FİRAR HER ZAMAN KÖTÜ MÜDÜR?
Firar denilince akla hemen zararlı alışkanlıklar gelir; fakat durum her zaman böyle değildir. Bazen toplumca “iyi” addedilen davranışlar dahi abartıldığında firar halini alabilir. Çok kitap okumak, sürekli çalışmak, saatlerce dizi seyretmek, ihtiyaç duyulandan fazla uyumak veya yemek yemek… Bunların her biri, farkında olmadan duygu düzenlemesi için kullanılan araçlara dönüşebilir.

Ruh bilimde bu tür davranışlar “anlık ödül” sistemiyle açıklanır. Beyin, kısa vadeli hazlara daha kolay erişir ve bu nedenle uzun vadeli çözümler yerine, kısa süreli rahatlamaları tercih eder. Ancak, bu tercihler zamanla bireyin kişisel gelişimini yavaşlatır, hatta geriye götürebilir.

PEKİ, NE YAPMALI?
Firar etmekten vazgeçmek, aslında kendimize gerçek bir yolculuğa çıkmak demektir. Bu yolculuk dört önemli aşamadan oluşur:
1.Farkındalık: Firar ettiğinizin farkına varmak, en temel ve en zor ilk adımdır.
2.Yüzleşme: Neden firar ettiğinizi kendinize dürüstçe itiraf etmek, değişim sürecinin anahtarıdır.
3.Duyguları düzenlemek: Bastırılmış öfke, kaygı, keder veya utanç gibi hisleri anlamak ve onları yönetebilecek kapasiteyi geliştirmek gerekir.
4.Eyleme geçmek: Firar ettiğiniz konunun üzerine cesaretle gitmek, iyileşmenin en somut adımıdır.
Bu süreci tek başına yürütmek her zaman mümkün olmayabilir.
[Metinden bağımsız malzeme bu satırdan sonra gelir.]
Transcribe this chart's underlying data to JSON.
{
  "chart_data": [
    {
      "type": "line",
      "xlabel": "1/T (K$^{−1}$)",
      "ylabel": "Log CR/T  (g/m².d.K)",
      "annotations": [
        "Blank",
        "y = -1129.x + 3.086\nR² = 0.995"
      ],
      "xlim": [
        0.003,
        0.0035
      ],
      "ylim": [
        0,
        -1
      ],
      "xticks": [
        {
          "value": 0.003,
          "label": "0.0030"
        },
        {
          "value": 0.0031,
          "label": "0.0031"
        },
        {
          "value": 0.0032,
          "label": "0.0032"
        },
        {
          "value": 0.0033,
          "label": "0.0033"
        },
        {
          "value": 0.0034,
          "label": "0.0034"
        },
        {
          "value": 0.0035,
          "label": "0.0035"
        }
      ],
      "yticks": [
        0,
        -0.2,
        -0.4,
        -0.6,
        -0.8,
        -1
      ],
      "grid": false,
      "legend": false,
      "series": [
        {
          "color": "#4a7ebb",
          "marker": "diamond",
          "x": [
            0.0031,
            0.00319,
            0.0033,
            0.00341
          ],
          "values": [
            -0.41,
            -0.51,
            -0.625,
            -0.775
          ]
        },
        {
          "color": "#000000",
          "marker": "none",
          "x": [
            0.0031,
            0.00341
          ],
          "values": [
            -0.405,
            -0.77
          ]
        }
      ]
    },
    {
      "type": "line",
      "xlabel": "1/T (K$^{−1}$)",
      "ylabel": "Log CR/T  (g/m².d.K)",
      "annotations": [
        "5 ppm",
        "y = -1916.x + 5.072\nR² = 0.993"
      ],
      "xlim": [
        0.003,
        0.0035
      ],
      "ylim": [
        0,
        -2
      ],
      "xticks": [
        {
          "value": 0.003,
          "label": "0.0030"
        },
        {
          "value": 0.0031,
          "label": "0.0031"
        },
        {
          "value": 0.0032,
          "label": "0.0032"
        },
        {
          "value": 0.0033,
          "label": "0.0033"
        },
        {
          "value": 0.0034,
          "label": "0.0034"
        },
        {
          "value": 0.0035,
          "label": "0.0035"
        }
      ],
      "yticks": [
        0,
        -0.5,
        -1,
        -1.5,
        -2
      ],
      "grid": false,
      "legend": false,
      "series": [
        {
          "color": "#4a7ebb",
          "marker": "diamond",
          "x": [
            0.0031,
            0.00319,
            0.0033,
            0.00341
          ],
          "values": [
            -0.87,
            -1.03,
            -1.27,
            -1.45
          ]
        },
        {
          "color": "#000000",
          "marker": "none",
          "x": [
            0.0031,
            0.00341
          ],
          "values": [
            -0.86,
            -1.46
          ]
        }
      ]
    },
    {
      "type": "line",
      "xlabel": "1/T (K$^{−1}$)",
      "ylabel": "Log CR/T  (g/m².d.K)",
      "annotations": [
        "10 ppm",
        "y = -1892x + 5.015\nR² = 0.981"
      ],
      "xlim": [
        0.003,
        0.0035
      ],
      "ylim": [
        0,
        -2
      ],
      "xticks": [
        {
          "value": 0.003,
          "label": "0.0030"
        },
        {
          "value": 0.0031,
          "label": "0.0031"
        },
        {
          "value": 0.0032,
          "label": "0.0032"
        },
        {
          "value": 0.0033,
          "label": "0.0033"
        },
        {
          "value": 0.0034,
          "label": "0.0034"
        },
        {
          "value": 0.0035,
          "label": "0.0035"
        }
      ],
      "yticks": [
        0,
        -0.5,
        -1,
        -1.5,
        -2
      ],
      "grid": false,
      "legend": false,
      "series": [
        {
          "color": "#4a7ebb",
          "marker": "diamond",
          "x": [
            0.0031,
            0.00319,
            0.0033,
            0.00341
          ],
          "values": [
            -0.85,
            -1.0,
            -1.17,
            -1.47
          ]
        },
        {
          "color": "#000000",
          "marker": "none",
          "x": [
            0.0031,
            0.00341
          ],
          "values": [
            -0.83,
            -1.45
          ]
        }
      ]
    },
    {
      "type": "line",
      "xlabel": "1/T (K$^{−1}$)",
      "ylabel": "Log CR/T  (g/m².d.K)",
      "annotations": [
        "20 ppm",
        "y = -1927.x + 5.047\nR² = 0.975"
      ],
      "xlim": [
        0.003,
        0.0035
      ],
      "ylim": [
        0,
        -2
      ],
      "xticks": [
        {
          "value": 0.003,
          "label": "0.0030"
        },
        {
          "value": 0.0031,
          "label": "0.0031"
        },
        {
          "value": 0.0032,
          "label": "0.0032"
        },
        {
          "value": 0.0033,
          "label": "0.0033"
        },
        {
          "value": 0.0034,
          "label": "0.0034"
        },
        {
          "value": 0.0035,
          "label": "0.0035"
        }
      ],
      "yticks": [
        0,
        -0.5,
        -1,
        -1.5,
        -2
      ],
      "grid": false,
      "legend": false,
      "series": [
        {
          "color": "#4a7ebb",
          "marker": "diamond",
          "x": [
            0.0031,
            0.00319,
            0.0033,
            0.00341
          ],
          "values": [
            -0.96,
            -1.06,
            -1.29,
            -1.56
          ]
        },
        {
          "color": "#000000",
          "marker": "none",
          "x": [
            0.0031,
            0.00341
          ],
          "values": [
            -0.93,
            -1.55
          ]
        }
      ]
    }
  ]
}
Özellikle derin duygusal yükler ve geçmişten gelen ezberler söz konusu olduğunda, profesyonel destek büyük kıymet taşır. Ruh tedavisi, kişinin firar stratejilerini anlamasını, yerine daha sağlıklı baş etme yolları koymasını ve gerçek gereksinimlerini keşfetmesini sağlar.

FİRAR DEĞİL, TERCİH
Yaşamın bazı anlarında firar etmek istemek son derece insancıl bir tepkidir. Ancak bu firarlar kronik hale geldiğinde, kişi kendini ve hayatını ötelemeye başlar. Oysaki gerçek iyi oluş, sadece zorlukları aşmakla değil; kendiyle temas kurabilmekle mümkündür.
Firar ettiğiniz yolları fark edin. Onları artık firar etmek için değil, keyif almak için seçin. Bu fark, hayat kalitenizi kökten değiştirebilir.